Они — сироты, я тоже, но за моей спиной были те, за которых я несла ответственность. Смотря на мои потуги, генерал потихоньку привыкал к моему присутствию в штабе, хмурился, что-то орал в мою сторону, кажется, о моих мозгах и неуравновешенности, потом перестал, только бухтел, как старый дед, что в его двадцатник выглядело смешно.

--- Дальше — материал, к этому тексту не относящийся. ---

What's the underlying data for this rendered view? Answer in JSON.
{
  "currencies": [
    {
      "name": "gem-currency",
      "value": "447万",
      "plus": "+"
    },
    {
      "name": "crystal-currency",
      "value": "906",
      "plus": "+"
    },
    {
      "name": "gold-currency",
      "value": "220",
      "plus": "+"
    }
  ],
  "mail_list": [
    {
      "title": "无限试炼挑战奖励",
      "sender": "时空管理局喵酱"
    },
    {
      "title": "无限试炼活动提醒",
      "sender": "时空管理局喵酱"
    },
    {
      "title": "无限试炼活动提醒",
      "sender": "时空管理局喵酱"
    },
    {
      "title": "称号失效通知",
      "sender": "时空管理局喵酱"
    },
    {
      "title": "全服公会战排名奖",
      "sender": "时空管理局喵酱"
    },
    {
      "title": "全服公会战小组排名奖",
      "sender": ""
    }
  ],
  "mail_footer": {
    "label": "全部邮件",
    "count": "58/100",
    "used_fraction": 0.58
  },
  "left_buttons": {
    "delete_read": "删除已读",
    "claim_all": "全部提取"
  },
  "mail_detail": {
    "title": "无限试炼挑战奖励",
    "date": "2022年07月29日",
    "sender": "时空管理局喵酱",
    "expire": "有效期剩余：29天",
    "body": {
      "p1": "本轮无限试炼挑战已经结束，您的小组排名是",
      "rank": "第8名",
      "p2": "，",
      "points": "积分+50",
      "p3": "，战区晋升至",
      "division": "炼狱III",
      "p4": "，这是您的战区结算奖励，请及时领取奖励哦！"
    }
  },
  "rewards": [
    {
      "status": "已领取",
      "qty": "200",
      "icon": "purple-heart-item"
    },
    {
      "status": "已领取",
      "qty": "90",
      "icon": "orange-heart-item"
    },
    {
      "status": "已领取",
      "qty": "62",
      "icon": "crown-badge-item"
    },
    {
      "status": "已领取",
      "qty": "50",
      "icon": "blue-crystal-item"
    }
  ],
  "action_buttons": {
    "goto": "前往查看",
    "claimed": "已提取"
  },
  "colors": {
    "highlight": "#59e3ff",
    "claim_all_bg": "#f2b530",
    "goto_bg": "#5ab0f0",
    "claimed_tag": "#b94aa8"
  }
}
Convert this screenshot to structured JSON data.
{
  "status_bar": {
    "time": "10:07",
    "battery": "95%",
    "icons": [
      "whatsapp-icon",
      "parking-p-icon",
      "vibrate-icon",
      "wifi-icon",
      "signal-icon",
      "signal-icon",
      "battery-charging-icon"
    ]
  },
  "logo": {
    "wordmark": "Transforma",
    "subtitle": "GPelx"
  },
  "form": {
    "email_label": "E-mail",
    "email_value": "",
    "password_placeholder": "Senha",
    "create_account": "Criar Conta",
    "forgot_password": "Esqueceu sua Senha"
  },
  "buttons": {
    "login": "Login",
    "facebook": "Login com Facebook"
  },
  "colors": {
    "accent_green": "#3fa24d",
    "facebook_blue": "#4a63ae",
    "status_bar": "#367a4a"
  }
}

Так незаметно жаркое лето сменилось прохладной сырой осенью, а затем и вовсе зимой. Тренировки перешли в спортивный зал и классы, в которых всё больше давали теорию. Самую разную, не всегда интересную, порой даже занудную, но мы всё слушали, записывали и старались понять после, сидя в комнате и обсуждая пройденные темы.

Как-то постепенно я стала негласным лидером. Совершенно неожиданно для меня самой, учитывая тот бойкот, который держался всё это время. Вначале мальчишки противились, мол, девчонка, она долго не протянет, но, видя мою уверенность и стремление идти до конца, начали заражаться ими и ровняться на меня. Так у меня появился собственный отряд.

В конце зимы нас научили правильно держать огнестрелки в руках, чтобы не пораниться и не убить товарища. А ещё привели в тир, где мы были обязаны научиться стрелять по мишеням точно в цель. У кого-то получилось, у кого-то нет, но мы старались, помогали друг другу, показывая, кому как удобно. Командование смотрело на нашу шарашкину кантору странно, но не противилось такой странной дружбе. Взаимовыручка ценилась куда выше, особенно тут — в самой горячей точке.

Как-то неожиданно в группе появилось пополнение из переведённых ребят с соседнего штаба, который находился в нескольких километрах от нашего на юго-запад. Напыщенные, слишком гордые, высокомерные, не признающие ничего и никого, кроме себя самих и своего лидера. Тогда, представившись нам, они сразу высказались о том, что мы все плебеи и должны будем их слушаться, потому что все мы оборванцы, сироты и необразованное быдло. По крайней мере, я так поняла. Отвечать что-то на такой вот расклад дел не стала и, пожав плечами, ушла тренироваться. Некоторые наши ребята хотели начистить снобам их рыльца, с чем я была согласна, но не дала совершить такую глупость.

— Будьте умнее, они тут никто, а мы правящая сила армии, — тихо и чуть грозно объяснила своим сокомандникам. — Не забывайте, мы стали примером для всех, кто тут служит, если что, никто не станет молчать. Командование пойдёт на поводу у всего послужного штаба и выставит их. Полезете первыми и по шее схлопочете. Да и какой змей станет слушать жалкие писки своей жертвы? — поинтересовалась я у парней, которые через некоторое время всё же осознали правильность моих слов и тут же успокоились. Да, я имела неосторожность стать мозговым центром нашей компании. — Их отправили к нам, потому что мы самые благоразумные и, если убьем их, то тихо и так, что и комар носа не подточит, — усмехнувшись, произнесла я, хотя и блефовала по-полной, но к мальчишкам вернулась уверенность в своём положении в штабе, что уже хорошо. Глупостей делать не станут.